All That She Carried – Annette Kalandros

She carried the weight of being told

Young girls didn’t ride the school bus into Charleston.

The wages of sin rode in the school bus

When left unsupervised that long with boys

And their untamed hands pushed and held

Girls under the Devil’s sway.

Seventh grade was good enough

For a girl of the mountains anyway.

She needed to be hired out to a family for pay.

It was time to learn the ways of mountain women,

Time to stop all this wanting of books and play.

 

She carried the weight of escaping the mountain,

Leaving her mother and family to struggle.

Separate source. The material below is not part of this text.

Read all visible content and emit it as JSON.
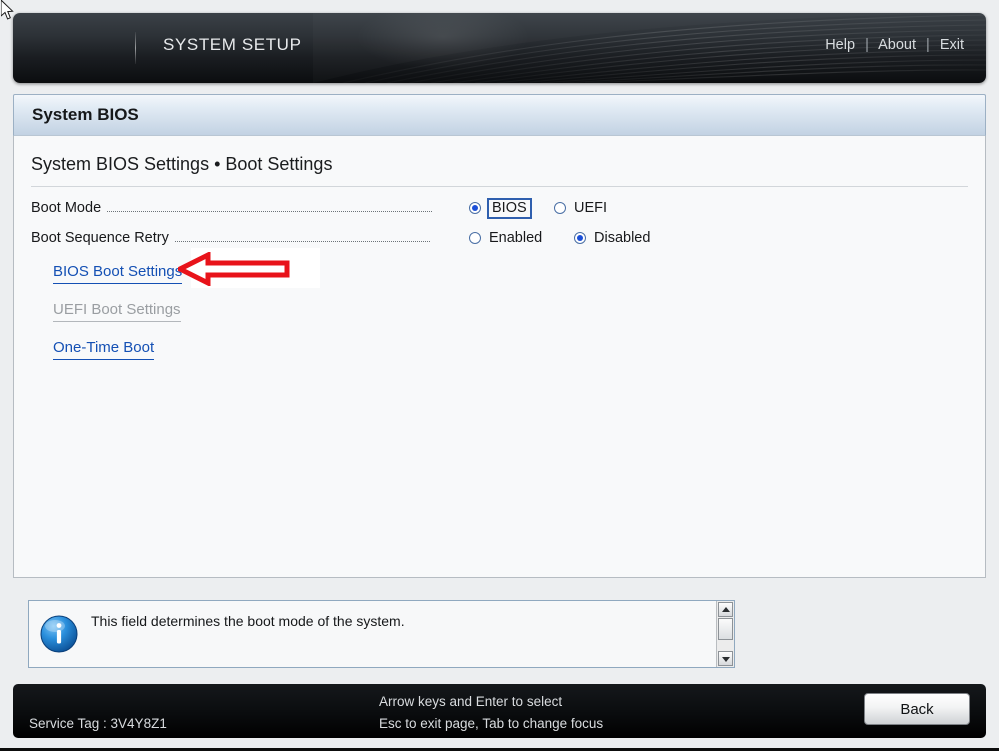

She had the wonder of electric run to the house,

Bought an electrified ice box for her mother too

With the wealth she earned in the city.

Yet she could not escape the weight of escape.

 

That was the start, the birth of her dream–

Held so briefly and coddled and nursed

Until her dream suffered the inexplicable–

A sudden death in a crib.

 

She carried the weight of loss–

of wealth held a moment then lost,

of love and success lost,

Every dream she had when young lost to her.

 

Then she carried all the things she had to do:

Losing the self she had been

To do the things she had to do.

A forced marriage, enduring beatings

From a man obsessed to keep a house.

The selling of body to feed her last child—

It’s what women do with nothing left.

 

For all that she carried tasted

of bitterness and iron

of beer and blood

and a life lived in the soil

of brokenness

that buried her.

 


Annette Kalandros, a retired teacher, residing in Houston, TX with two French Bulldogs, writes to make sense of things—life, the world, the inner workings of her own mind and soul.  In addition, she had been active in the LGBTQ community since was four years old and marched her Ken doll with all his little Ken accouterments to the big metal trash can in the yard. Her two Barbie dolls lived happily ever after. Her work has been included in the anthology, As The World Burns.